De origem alemã, nascido nos Estados Unidos e naturalizado colombiano, Martin von Hildebrand é conhecido como etnólogo. De uma família de intelectuais, é neto do filósofo católico Dietrich von Hildebrand. Formado na França, von Hildebrand passou a trabalhar com a questão indígena no Estado colombiano através do Ministério da Educação. Depois, no governo do liberal Virgilio Barco Vargas, foi nomeado chefe de Assuntos Indígenas do Ministério do Interior e conselheiro do presidente. Nessa posição, foi pioneiro no estabelecimento de zonas de conservação onde a atividade humana é em grande parte restrita em terras indígenas em nome da preservação ambiental. Sua gestão caracterizou-se pela renúncia a projetos de reforma agrária e colonização em prol de restrições indigenistas e ambientalistas.
Ao sair do governo, von Hildebrand também foi um dos pioneiros no sistema de articulação de ONGs ambientalistas financiadas por grandes fundações do Primeiro Mundo, ao criar sua ONG Gaia Amazonas em 1991. Com nome sugestivo e reminiscente de temas do ambientalismo radical, a Gaia Amazonas diz buscar "proteção integral" da floresta amazônica e é financiada pela Agência Francesa para a Cooperação, pela NORAD (Agência Norueguesa para o Desenvolvimento e Cooperação), pelo Ministério de Relações Exteriores da Grã-Bretanha, pelo Ministério das Relações Exteriores dos Países Baixos, além de organizações como a Rainforest Foundation da Noruega, a Mulago, a Moore Foundation, a Swift Foundation, a Climate and Land Use Alliance, dentre outras. Indo além, Hildebrand criou o Programa COAMA como um sistema de coordenação entre ONGs amazônicas, tendo como um dos objetivos a promoção de "autonomias indígenas". Dentro do seu projeto que conjuga "autonomia indígena" com "preservação ambiental", o antropólogo militante ganhou infâmia por propor a ideia da "Triple A", um corredor transnacional de zonas de preservação e terras indígenas que vai dos Andes, passa pela Amazônia e termina no Atlântico. Abraçada pelo ex-presidente Juan Manuel Santos como uma proposta para agradar os ambientalistas do Primeiro Mundo na COP de 2019, a proposta foi criticada por Jair Bolsonaro quando este era presidente do Brasil.

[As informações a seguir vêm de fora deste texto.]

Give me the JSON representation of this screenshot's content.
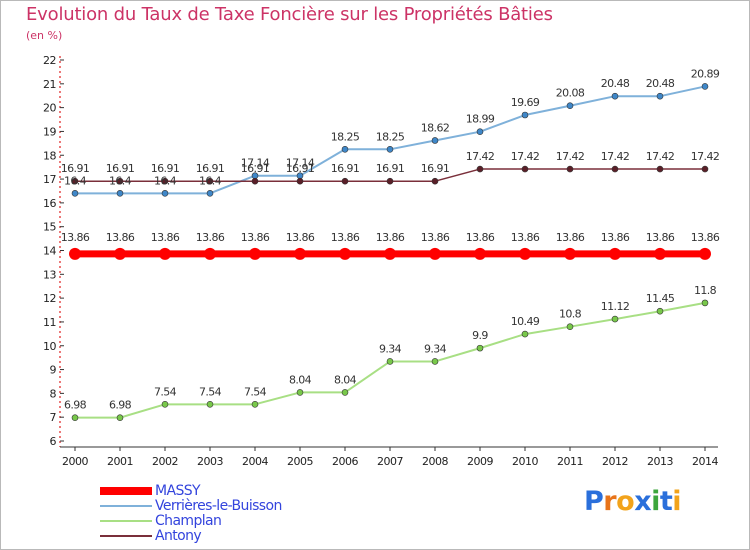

No seu livro autobiográfico — conforme citado pelo El País — vemos uma colocação que é repetida muitas vezes por muitos outros ambientalistas, como aqueles que ocupam as páginas de Sumaúma, de que os indígenas são a referência mundial da conservação ambiental, "fator fundamental na resposta planetária ante a emergência climática que vivemos". A argumentação cultural e os motivos espirituais são usados para justificar a restrição das atividades humanas nessas terras convertidas em autonomias indígenas.
A escolha dessa figura pelo governo colombiano, no momento liderado por Gustavo Petro, para a secretaria-geral da Organização do Tratado de Cooperação Amazônica, deveria ser encarada pelos brasileiros e por todos os Estados-membros como uma provocação contrária ao espírito do tratado, que vai pautar a próxima reunião em função das ideias ambientalistas radicais que Hildebrand sempre defendeu e representou, além de escancarar as portas de uma organização multilateral formada por Estados para ONGs que querem diminuir o poder e a soberania desses Estados.

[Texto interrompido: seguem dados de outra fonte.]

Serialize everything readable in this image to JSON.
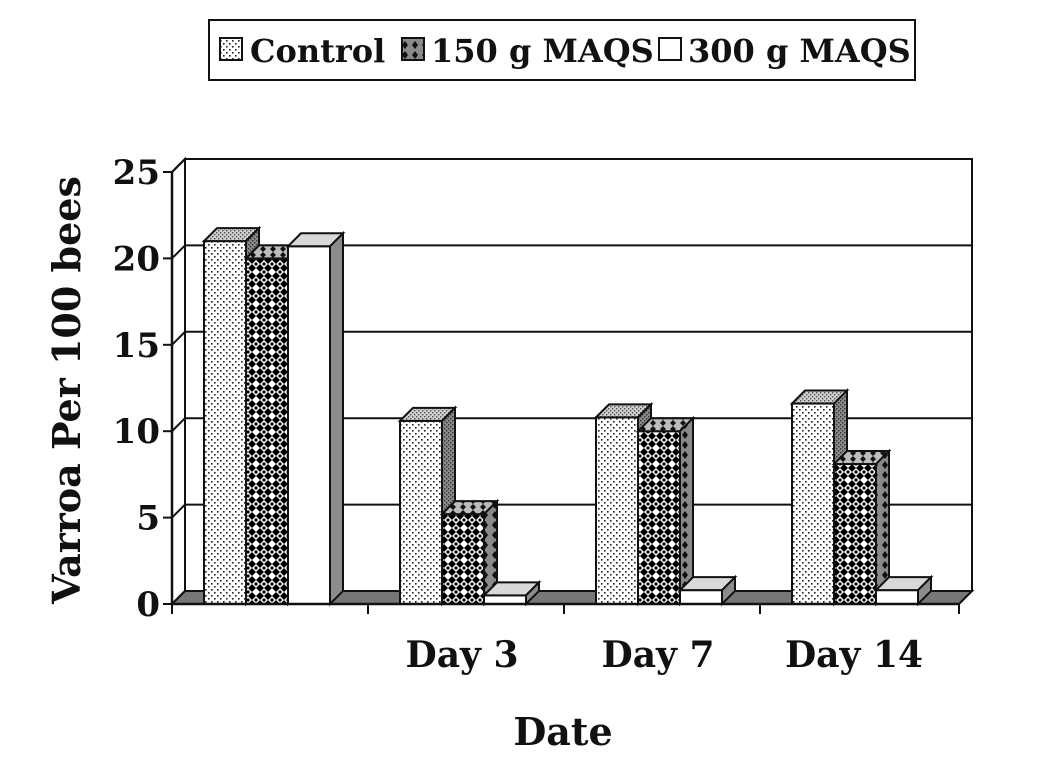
{
  "chart_data": {
    "type": "bar",
    "title": "",
    "xlabel": "Date",
    "ylabel": "Varroa Per 100 bees",
    "categories": [
      "",
      "Day 3",
      "Day 7",
      "Day 14"
    ],
    "series": [
      {
        "name": "Control",
        "pattern": "dots",
        "values": [
          21,
          10.6,
          10.8,
          11.6
        ]
      },
      {
        "name": "150 g MAQS",
        "pattern": "checker",
        "values": [
          20,
          5.2,
          10,
          8.1
        ]
      },
      {
        "name": "300 g MAQS",
        "pattern": "white",
        "values": [
          20.7,
          0.5,
          0.8,
          0.8
        ]
      }
    ],
    "yticks": [
      "0",
      "5",
      "10",
      "15",
      "20",
      "25"
    ],
    "ylim": [
      0,
      25
    ],
    "grid": true,
    "legend_position": "top-center",
    "colors": {
      "ink": "#111111",
      "side": "#8c8c8c",
      "floor": "#777777",
      "grid": "#111111"
    }
  }
}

O Tratado de Cooperação Amazônica é um pacto livre entre Estados soberanos buscando o desenvolvimento das suas respectivas regiões amazônicas. O texto pactuado fala primeiro de compartilhar experiências nacionais em matéria de desenvolvimento regional, depois de equilibrar desenvolvimento econômico com a preservação do meio ambiente. O Artigo XI é muito claro:
“Com o propósito de incrementar o emprego racional dos recurso humanos e naturais de seus respectivos territórios amazônicos, as Partes Contratantes concordam em estimular a realização de estudos e a adoção de medidas conjuntas tendentes a promover o desenvolvimento econômico e social desses territórios e a gerar formas de complementação que reforcem as ações previstas nos planos nacionais para referidos territórios.“
Em seu discurso de posse, Martin von Hildebrand declarou que não basta a cooperação entre governos, mas é preciso abrir as portas para a “sociedade civil” e os “povos indígenas”, flertando com a ideia de uma jurisdição que se projete acima das soberanias nacionais.
A sua posse indica que a próxima reunião do Tratado será voltada inteiramente para a preservação e “restauração” ambiental, mas não para o desenvolvimento, não para a cura dos desastres sociais que afligem as populações amazônicas. Mais do que isso, é certo que tal acontecimento implode a OTCA como fórum de reivindicações desenvolvimentistas que poderiam ser impulsionadas na COP30 contra o tom acusatório e exigente que imperará a partir dos países desenvolvidos, sobretudo da Europa.